Woolsey has also asked for funding to aid several oft-ignored populations. There's nearly $1 million to solidify state action on the trafficking of women and girls. Helping women and families become more independent is the point of her proposed $400,000 program of "Economic Self Sufficiency for Low-Income Women Entrepreneurs." And a $110,000 "Enhanced Direct Services to Sexual Assault Survivors" earmark would expand the Santa Rosa program to aid adult survivors as well.
Perhaps the most creatively remarkable is a program titled "Breaking the Intergenerational Cycle of Incarceration." "Funding," says Project Avary, the Novato-based group that proposes it, "will be used to improve youth outcomes for children of incarcerated parents through earlier intervention, more rigorous prevention training for pre-adolescent children ages eight to 10, and training for independent living for teens." That's quite a bit of compassionate intervention for $143,275.
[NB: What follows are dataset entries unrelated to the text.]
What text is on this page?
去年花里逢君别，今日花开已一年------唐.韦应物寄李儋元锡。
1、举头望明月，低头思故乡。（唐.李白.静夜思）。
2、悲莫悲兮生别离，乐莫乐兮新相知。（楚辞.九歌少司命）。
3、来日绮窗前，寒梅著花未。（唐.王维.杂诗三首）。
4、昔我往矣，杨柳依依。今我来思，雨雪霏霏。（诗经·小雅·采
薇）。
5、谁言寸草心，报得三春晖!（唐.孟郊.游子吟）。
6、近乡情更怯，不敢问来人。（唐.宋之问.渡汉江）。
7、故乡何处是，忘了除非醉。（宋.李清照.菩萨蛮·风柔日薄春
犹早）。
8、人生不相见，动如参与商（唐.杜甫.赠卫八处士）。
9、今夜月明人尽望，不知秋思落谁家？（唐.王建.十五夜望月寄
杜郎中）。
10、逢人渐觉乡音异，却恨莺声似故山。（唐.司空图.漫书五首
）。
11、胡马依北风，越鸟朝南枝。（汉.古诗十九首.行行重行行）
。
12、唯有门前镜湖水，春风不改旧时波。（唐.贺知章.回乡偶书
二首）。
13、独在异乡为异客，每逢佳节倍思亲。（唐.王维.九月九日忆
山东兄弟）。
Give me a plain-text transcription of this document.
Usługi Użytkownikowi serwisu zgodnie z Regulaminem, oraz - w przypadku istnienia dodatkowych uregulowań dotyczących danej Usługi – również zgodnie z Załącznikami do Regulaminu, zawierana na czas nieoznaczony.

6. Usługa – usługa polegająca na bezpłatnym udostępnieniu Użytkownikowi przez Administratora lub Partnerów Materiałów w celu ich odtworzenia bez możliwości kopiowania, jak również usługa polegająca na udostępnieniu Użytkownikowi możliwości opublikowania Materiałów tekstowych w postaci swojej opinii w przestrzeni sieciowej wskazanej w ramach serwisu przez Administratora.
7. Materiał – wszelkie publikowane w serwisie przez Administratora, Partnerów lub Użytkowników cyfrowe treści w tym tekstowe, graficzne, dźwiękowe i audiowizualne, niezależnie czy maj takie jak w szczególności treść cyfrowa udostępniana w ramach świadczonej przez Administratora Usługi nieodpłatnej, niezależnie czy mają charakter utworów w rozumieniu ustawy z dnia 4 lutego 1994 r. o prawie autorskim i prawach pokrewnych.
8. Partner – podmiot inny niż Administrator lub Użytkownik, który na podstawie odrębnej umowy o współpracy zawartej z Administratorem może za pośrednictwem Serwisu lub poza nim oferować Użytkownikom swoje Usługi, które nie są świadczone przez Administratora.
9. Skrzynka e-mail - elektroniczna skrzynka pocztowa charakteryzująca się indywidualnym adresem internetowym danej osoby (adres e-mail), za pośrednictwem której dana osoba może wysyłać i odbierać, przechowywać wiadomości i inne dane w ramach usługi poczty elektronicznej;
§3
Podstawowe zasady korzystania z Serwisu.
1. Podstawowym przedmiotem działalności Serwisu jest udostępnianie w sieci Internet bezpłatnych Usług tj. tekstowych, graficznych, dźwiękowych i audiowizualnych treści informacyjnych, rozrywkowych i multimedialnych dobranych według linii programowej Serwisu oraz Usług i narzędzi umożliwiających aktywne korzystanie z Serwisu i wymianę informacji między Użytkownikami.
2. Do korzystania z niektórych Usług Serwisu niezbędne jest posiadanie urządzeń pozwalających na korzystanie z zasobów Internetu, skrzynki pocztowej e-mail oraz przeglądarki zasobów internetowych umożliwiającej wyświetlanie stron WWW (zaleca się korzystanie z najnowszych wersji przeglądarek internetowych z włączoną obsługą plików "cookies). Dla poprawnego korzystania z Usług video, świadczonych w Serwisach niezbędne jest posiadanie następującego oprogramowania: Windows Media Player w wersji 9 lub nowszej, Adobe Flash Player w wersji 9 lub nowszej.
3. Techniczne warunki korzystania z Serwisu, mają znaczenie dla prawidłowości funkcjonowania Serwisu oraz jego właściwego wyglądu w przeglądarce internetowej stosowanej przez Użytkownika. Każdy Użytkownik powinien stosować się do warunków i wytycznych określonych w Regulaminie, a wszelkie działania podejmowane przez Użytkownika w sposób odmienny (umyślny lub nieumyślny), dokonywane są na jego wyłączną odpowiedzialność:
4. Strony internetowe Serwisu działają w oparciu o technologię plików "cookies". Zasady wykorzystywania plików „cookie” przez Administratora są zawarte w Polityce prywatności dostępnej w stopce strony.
Woolsey's next largest set of earmarks is for transportation improvements. They include compressed natural gas buses for Sonoma County at $2 million, and hybrid models for the city of Santa Rosa for $2.58 million. Also included is $25 million for Golden Gate Bridge seismic retrofits; $5 million for Sausalito Ferry ramps and gangways; $1.1 million each for spiffing up Highway 101 and the Highway 116/121 roundabout; $3.4 million to add some spit and polish (including bicycle overcrossings) to the Marin-Sonoma narrows; $2.24 million in shuttles for the Muir Woods; $5 million for commuter rail construction; $3.6 million for the Pacific Way Bridge; and—wave of the future—a $374,000 electrical vehicle fleet and charging station for the Sonoma County Transportation Authority.
Ever committed to the environment, Woolsey also includes green enhancements as a large sector of earmarks, most involving water. These include requests to fund hydrometering, flooding studies, pipelines, canal dredging, watershed and river restoration, improved lake access, more detailed collection of coastal data and a gigantic $5 million water research project studying "the impacts of pharmaceutical/EDCs in water . . . drought response, desalination, wastewater reuse . . . and treating water contaminants."
Which of these will actually pass and be signed into law? Nobody knows. As of this writing, GOP senator Mitch McConnell has succeeded in rallying his troops to vote down the current 2011 federal budget proposal because roughly 1 percent of it is made up of, y'know, earmarks—including $85 million of his own—and that's just intolerable.